A mandatory component of the TrustOps-Env submission is the inference.py script. This script serves as the reproducible baseline for agent performance evaluation.

OpenAI Client Integration

The script must utilize the native OpenAI client for all LLM interactions, pulling configuration from the standardized environment variables:

  • API_BASE_URL: The endpoint host.
  • MODEL_NAME: The specific model ID (e.g., Qwen2.5-72B).
  • HF_TOKEN: The API key for authentication.
from openai import OpenAI
client = OpenAI(base_url=API_BASE_URL, api_key=API_KEY)

Strict STDOUT Logging Format

To pass automated scoring, the script must emit exactly three line types in this order:

  1. [START]: Emitted once at episode beginning.
  2. [STEP]: Emitted after every env.step(), tracking action, reward, and done status.
  3. [END]: Emitted once after env.close(), providing final success status and normalized score.

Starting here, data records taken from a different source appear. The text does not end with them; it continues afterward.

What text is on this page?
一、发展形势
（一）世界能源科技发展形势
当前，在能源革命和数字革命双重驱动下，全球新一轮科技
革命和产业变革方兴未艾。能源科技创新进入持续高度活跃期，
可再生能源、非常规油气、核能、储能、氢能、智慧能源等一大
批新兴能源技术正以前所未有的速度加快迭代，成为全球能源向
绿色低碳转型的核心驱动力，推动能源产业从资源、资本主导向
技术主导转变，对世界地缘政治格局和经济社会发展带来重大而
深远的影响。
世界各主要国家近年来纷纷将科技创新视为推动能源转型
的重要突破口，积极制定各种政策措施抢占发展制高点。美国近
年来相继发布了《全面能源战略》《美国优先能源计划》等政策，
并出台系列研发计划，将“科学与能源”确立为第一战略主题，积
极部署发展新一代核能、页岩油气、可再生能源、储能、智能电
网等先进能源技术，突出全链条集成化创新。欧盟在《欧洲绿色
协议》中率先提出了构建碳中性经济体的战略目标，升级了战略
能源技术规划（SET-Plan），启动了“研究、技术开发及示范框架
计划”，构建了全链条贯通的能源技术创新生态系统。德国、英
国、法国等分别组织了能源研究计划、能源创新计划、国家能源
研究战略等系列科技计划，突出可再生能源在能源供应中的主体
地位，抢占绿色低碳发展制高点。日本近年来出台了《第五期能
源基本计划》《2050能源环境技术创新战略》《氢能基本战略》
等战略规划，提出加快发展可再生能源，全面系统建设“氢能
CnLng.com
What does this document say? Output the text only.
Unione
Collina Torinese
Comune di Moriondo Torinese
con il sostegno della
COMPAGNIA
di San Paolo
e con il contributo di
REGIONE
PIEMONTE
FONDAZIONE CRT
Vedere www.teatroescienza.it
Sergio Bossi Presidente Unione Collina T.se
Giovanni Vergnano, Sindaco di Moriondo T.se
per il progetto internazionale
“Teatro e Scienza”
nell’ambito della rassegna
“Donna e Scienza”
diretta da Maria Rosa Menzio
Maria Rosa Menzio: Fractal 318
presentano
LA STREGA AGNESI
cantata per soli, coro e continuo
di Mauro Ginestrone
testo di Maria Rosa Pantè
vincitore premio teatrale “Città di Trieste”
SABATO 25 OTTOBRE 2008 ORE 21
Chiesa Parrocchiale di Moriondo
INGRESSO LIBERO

🛠️ Setup & Validation Usage

Before final submission, developers must verify their environment and inference script using the following standardized tools.

1. Environment Validation

Run the core validator to ensure Pydantic model compliance and OpenEnv API adherence:

pip install openenv-core
openenv validate

2. Submission Pre-check

Execute the automated validation script to ping the HF Space and verify the Docker build:

./validate-submission.sh <HF_SPACE_URL>

3. Local Baseline Execution

Run the inference script locally to ensure scores are generated and logs follow the required format:

python inference.py

Validation Constraint: The inference script must complete within 20 minutes on a machine with 2 vCPUs and 8 GB RAM to be considered valid for the competition scoring pipeline.